Lo examinó entrecerrando los ojos. Hablaba bastante mal el idioma argónida y lo leía peor, pero sabía que esto sólo podía ser una cosa: el contrato de matrimonio entre Andra y Barkas. ¿Para qué lo querría un esclavo?

Dijo en un argónida atroz:

—¿Cómo te llamas, esclavo?

—Samsar —dijo el esclavo con malhumor.

—¿Para qué levantaste esto? — continuó Ordovico, agitando el pergamino delante del rostro de Samsar.

—Es mi deber —dijo el esclavo, frotándose al mentón—. Es mi deber no dejar basura y mantener el castillo limpio.

—No fue por eso que trataste de esconder esto —insistió Ordovico. Levantó a Samsar como si se tratara de un niño, lo puso de pie y lo sostuvo por un hombro—. ¡Un documento que lleva sellos no es una basura!

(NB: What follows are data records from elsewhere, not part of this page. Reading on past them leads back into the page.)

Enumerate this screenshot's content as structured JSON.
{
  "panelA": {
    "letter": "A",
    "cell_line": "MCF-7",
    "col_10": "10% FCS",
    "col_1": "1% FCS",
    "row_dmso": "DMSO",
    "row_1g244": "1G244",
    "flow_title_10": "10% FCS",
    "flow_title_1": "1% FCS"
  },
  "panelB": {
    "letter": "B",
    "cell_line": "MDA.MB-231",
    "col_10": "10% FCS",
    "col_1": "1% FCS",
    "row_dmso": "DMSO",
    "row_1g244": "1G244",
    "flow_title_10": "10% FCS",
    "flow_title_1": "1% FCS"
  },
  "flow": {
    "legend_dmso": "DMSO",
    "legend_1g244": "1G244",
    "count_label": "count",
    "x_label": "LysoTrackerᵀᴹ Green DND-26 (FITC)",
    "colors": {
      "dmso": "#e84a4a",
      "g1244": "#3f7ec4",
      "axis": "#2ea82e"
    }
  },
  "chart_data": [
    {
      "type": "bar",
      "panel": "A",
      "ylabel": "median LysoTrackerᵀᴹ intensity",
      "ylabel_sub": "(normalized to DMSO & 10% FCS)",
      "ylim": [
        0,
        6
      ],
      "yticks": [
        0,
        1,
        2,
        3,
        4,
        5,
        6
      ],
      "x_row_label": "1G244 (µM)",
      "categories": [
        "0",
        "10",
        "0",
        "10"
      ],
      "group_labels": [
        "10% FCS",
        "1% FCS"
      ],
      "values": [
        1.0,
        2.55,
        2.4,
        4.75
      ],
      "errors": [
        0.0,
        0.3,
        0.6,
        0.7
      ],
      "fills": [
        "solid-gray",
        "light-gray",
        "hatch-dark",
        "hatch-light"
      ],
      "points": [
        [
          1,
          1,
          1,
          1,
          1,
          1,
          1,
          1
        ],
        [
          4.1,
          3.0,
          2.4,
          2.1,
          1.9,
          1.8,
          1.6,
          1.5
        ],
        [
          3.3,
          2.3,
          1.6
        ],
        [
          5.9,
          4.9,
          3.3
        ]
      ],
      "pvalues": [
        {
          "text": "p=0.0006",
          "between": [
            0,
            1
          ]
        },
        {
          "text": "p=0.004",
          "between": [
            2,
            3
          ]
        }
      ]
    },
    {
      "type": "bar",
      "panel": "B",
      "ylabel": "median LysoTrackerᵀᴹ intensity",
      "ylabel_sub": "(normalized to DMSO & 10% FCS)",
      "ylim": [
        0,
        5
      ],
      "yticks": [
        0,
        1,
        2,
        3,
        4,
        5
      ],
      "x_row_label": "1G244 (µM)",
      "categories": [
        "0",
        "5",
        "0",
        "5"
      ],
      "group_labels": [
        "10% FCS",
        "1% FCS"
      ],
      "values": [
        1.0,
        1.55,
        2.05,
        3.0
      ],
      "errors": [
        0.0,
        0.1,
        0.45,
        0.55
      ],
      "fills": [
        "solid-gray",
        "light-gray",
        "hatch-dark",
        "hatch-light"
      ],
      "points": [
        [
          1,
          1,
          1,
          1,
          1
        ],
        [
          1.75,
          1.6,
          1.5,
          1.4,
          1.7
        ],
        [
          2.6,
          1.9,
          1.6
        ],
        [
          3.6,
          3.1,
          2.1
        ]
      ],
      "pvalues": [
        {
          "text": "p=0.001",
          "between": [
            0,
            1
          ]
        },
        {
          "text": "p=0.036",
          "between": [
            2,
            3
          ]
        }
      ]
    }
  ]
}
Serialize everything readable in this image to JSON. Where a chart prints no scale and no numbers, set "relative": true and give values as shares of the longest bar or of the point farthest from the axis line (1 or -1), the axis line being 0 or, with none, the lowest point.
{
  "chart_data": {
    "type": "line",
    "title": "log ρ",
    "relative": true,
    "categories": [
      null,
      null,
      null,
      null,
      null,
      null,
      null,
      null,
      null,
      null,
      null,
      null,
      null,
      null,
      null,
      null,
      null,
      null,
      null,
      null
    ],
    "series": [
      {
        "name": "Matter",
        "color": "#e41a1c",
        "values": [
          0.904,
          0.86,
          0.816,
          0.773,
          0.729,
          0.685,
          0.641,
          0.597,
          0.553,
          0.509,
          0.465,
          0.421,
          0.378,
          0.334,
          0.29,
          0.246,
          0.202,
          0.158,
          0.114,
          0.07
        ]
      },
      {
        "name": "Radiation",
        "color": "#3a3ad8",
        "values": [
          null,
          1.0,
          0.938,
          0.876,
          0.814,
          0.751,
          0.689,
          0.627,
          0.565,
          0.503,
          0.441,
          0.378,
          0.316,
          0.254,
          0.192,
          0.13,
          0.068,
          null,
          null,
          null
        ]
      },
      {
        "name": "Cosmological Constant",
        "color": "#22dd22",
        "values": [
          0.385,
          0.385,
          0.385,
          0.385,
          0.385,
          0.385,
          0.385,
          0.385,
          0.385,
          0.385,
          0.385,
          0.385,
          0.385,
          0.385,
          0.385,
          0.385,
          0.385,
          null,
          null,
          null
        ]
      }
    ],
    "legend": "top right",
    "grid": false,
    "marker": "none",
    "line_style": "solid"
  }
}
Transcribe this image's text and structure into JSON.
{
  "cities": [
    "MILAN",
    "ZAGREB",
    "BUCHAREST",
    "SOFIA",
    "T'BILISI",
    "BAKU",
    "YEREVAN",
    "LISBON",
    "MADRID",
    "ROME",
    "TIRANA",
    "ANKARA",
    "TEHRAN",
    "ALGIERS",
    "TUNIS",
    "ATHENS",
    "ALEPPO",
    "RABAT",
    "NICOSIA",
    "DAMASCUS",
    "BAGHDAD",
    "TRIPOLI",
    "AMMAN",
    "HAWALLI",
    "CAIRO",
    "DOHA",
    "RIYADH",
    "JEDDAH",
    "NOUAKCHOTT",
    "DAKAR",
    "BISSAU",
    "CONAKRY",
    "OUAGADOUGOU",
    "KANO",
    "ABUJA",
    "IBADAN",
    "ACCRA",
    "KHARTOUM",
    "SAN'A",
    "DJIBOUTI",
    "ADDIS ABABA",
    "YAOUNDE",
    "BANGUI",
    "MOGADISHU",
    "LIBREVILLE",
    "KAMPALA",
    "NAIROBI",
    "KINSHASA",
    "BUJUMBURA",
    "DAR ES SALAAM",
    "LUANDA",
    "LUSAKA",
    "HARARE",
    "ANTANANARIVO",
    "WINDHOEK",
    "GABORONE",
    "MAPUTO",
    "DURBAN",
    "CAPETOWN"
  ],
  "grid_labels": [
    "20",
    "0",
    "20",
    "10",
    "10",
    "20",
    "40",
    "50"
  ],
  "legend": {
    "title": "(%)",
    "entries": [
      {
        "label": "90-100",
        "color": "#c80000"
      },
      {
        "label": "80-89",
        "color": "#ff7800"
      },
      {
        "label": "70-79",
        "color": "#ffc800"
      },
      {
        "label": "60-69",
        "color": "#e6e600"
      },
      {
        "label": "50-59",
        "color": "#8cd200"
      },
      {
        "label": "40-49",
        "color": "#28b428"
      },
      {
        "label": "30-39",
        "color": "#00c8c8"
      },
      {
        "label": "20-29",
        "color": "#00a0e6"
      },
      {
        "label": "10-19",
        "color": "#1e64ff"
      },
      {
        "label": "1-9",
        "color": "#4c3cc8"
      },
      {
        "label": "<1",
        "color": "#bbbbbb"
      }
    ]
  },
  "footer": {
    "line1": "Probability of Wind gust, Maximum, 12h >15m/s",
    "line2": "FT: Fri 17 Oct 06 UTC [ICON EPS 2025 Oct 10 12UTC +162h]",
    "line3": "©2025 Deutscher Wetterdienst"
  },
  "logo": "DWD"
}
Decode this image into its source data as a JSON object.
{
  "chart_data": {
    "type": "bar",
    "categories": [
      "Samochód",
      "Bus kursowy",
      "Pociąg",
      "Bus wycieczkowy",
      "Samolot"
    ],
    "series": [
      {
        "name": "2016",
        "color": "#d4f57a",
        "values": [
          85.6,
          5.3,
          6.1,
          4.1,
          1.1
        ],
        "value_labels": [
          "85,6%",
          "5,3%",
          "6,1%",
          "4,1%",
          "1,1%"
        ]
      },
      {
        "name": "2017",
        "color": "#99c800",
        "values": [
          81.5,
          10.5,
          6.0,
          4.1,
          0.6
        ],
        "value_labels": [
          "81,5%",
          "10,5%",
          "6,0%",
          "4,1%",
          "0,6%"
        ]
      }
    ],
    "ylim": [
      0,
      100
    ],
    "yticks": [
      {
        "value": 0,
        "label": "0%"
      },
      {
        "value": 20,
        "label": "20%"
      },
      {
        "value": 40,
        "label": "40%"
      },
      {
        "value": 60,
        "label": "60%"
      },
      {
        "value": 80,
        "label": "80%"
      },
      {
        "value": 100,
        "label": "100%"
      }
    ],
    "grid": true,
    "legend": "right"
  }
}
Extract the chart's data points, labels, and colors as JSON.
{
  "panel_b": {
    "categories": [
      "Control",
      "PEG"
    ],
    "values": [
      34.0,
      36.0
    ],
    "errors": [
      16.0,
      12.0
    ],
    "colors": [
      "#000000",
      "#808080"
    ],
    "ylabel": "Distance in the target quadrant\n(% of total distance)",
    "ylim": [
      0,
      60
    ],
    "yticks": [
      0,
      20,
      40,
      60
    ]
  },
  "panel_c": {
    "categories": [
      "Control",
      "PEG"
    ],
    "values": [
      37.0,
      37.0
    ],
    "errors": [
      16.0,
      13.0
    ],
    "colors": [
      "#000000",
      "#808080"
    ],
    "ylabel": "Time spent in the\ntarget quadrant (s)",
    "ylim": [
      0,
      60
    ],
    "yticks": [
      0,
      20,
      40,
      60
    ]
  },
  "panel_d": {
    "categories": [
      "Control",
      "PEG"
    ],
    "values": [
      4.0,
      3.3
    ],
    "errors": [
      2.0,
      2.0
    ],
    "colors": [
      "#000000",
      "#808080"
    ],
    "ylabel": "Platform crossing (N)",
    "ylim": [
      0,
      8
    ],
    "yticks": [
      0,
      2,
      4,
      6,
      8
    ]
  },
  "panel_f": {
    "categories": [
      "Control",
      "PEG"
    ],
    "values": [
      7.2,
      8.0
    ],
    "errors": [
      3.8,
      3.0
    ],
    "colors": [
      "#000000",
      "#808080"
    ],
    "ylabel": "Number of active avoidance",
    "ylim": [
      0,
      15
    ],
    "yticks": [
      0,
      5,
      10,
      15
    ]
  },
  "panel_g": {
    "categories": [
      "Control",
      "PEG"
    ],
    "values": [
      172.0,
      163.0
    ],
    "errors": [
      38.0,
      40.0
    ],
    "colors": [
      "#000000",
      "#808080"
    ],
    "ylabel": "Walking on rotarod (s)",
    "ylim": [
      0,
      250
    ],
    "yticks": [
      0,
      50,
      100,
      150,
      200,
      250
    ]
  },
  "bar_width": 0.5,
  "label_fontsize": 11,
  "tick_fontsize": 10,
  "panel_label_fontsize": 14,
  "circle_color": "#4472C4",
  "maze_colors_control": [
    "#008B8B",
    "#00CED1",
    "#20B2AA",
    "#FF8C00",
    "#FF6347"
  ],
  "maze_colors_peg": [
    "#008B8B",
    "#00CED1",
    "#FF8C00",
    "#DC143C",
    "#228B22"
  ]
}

Sacudió a Samsar hasta que sus dientes resonaron, y pasando lleno de gratitud a la jerga de los ladrones, que hablaba mucho mejor que el argónida —y que, si él era quien para juzgar a los esclavos, este hombre también entendería— agregó una frase que describía una forma de tortura muy elaborada y penosa, que poca gente que no frecuentara la Ciudad Baja y no hablara con ladrones debía conocer. Samsar, sin embargo, debió haber comprendido, porque se puso pálido debajo de su piel morena, se soltó y huyó corriendo del salón.